The second trial of murder-accused former Napier City councillor Peter Beckett is set to begin today at the British Columbia Supreme Court in Kelowna, BC.
A first trial lasting three months ended in Kamloops in April last year with a hung jury, Beckett later claiming it had been 11-1 in favour of acquittal.
On August 18, 2010, Beckett's wife, Canadian school teacher Laura Letts-Beckett, drowned on Upper Arros Lake, 560km northeast of Vancouver, during what was initially reported as a fishing trip.
Twelve months later, Beckett was arrested and charged with murder.
Remanded in custody, he was later charged with plotting to kill five trial witnesses - Mrs Letts-Beckett's parents, a cousin, a lawyer and a Royal Canadian Mounted Police sergeant, based on claims made by a fellow inmate turned state informer.
The Crown had claimed Beckett murdered his wife to profit from an inheritance, insurance and their house.
Beckett denied the charge.

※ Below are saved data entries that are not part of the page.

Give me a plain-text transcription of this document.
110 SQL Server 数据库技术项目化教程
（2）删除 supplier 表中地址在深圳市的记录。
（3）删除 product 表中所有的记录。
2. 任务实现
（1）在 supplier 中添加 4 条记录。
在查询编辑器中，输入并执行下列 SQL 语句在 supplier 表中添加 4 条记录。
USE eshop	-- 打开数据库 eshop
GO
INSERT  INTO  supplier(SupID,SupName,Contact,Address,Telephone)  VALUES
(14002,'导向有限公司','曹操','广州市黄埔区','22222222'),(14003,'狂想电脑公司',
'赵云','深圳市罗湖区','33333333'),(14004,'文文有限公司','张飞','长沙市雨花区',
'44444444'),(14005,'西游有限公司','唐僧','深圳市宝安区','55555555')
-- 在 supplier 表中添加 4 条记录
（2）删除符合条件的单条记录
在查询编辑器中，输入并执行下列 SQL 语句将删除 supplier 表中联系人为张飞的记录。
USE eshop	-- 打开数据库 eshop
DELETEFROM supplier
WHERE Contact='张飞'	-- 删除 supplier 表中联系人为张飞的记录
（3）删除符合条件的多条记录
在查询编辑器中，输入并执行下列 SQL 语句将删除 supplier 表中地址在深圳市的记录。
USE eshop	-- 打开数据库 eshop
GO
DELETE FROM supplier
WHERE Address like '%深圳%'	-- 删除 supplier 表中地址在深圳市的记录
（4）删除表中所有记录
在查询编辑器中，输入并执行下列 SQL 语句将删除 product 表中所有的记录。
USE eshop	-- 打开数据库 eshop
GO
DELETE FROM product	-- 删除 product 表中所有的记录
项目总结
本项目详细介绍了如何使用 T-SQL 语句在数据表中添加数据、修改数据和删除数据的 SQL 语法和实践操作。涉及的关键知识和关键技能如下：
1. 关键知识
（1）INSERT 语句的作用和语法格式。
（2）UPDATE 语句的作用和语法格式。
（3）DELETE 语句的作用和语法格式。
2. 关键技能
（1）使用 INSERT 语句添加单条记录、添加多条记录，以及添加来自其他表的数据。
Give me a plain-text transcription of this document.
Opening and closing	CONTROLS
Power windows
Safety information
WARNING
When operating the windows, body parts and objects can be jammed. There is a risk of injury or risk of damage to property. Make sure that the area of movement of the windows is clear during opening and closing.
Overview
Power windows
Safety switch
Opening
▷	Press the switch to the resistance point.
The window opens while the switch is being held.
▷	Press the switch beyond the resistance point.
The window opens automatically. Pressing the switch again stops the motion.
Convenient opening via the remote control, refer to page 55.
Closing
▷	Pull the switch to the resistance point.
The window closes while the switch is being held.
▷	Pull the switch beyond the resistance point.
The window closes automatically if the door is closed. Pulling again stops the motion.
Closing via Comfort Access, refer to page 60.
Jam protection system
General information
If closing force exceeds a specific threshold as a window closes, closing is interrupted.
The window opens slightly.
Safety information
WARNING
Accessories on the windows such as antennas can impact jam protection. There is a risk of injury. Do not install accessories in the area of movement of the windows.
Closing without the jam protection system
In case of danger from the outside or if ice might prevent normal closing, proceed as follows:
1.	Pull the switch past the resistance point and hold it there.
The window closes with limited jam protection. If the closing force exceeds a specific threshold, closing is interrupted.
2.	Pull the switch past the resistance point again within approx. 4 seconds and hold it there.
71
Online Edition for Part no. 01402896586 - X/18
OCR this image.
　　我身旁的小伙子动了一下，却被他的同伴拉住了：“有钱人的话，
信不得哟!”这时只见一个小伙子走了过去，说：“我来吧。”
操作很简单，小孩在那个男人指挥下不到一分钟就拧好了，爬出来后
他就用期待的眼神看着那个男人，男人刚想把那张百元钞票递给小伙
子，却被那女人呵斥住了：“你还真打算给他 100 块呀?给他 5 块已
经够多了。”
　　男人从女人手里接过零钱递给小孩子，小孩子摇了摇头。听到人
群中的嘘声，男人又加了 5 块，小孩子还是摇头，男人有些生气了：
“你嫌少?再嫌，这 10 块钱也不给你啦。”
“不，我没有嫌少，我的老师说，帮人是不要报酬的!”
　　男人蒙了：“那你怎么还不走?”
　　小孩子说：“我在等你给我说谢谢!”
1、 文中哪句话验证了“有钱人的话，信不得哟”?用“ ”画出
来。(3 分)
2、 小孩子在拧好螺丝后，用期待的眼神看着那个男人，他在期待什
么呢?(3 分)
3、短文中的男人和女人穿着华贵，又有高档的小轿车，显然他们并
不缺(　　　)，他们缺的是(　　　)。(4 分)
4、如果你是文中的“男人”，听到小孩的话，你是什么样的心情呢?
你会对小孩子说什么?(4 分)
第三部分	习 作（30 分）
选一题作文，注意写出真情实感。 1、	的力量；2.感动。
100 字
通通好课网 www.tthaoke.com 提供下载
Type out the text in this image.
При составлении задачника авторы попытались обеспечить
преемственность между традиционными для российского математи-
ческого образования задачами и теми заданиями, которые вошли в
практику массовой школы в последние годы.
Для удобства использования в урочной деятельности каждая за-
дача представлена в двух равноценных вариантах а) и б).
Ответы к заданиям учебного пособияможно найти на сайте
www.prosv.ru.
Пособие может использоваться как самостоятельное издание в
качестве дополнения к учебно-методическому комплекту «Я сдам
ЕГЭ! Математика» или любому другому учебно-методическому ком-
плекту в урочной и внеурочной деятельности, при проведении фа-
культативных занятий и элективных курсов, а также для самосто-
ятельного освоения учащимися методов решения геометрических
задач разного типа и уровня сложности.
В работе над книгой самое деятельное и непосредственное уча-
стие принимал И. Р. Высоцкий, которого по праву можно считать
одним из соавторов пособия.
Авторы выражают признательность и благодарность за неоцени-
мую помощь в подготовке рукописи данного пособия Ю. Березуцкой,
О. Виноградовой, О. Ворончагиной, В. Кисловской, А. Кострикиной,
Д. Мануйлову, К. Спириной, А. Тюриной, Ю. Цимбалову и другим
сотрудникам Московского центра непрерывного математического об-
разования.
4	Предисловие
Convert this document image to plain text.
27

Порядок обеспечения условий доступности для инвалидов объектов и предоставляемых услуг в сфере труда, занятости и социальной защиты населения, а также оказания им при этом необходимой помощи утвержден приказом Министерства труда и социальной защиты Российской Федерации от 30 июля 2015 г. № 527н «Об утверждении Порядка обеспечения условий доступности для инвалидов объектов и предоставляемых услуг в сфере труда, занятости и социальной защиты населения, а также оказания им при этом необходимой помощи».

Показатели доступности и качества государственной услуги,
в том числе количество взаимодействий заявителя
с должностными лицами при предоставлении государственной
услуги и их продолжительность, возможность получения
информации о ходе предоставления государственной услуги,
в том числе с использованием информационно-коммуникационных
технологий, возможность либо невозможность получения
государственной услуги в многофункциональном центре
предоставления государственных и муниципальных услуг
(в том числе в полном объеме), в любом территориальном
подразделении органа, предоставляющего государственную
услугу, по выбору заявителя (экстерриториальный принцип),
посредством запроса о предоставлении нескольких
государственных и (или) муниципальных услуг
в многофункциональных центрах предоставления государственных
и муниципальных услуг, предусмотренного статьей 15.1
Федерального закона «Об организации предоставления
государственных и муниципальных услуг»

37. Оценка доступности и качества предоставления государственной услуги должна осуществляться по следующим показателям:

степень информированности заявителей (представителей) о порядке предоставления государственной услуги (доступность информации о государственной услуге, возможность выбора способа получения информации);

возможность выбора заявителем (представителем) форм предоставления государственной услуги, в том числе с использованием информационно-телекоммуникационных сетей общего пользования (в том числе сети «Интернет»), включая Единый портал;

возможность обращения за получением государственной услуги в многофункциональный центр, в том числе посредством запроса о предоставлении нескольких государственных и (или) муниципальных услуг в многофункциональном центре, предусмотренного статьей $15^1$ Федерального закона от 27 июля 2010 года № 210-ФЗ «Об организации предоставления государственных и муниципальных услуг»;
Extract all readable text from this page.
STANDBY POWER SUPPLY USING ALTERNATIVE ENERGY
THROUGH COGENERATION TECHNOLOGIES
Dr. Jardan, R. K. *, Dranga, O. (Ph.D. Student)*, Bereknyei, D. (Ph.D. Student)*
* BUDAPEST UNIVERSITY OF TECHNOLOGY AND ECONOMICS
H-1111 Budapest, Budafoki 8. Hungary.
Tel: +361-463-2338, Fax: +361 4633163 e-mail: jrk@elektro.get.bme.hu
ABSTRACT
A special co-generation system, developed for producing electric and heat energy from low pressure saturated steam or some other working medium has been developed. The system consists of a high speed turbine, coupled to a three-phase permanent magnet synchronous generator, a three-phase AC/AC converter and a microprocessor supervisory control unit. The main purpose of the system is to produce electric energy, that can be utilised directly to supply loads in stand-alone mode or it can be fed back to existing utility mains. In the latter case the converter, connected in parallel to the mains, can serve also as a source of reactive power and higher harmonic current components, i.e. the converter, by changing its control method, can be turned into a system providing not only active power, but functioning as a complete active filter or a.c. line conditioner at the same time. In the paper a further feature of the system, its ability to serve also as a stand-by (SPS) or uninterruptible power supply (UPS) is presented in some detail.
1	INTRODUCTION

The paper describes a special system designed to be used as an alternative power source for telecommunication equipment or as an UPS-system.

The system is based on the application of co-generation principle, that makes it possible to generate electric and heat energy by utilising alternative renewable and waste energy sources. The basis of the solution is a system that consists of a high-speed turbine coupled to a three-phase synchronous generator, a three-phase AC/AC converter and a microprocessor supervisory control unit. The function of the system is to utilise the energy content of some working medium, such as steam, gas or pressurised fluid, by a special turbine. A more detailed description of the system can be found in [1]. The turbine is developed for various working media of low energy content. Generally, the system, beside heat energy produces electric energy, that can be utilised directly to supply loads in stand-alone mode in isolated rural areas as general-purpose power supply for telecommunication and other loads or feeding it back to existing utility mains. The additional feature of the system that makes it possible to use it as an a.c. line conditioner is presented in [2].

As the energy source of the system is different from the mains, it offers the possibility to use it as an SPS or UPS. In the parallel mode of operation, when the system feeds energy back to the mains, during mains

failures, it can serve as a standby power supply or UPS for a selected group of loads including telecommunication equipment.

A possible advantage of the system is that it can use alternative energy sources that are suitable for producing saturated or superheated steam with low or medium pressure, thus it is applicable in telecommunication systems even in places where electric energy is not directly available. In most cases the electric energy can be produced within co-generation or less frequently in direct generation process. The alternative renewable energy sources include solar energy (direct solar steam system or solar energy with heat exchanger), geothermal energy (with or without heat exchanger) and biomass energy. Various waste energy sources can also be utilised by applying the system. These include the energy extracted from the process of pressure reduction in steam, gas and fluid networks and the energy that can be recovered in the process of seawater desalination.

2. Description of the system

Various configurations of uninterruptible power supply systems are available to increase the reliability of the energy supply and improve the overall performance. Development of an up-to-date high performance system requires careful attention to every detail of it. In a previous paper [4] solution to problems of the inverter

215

Following several months of hearings in 2015 related to admissibility of evidence, his trial started in Kamloops last January and included his claims that Ms Letts-Beckett had been suicidally depressed and either committed suicide or drowned accidentally.
The trial ended after three months, with the jury unable to reach verdicts, and Beckett was ordered to undergo a new trial.
Raised in Hastings, Beckett was running a business taking tour groups from Napier to Cape Kidnappers when he became a Napier councillor in 1998.
He served a three-year term but he did not stand for re-election and moved to Canada, where he married the then Ms Betts, whom he reportedly met while operating the tours.
The trial will commence at 10am BC time with the jury selection and trial scheduled to follow.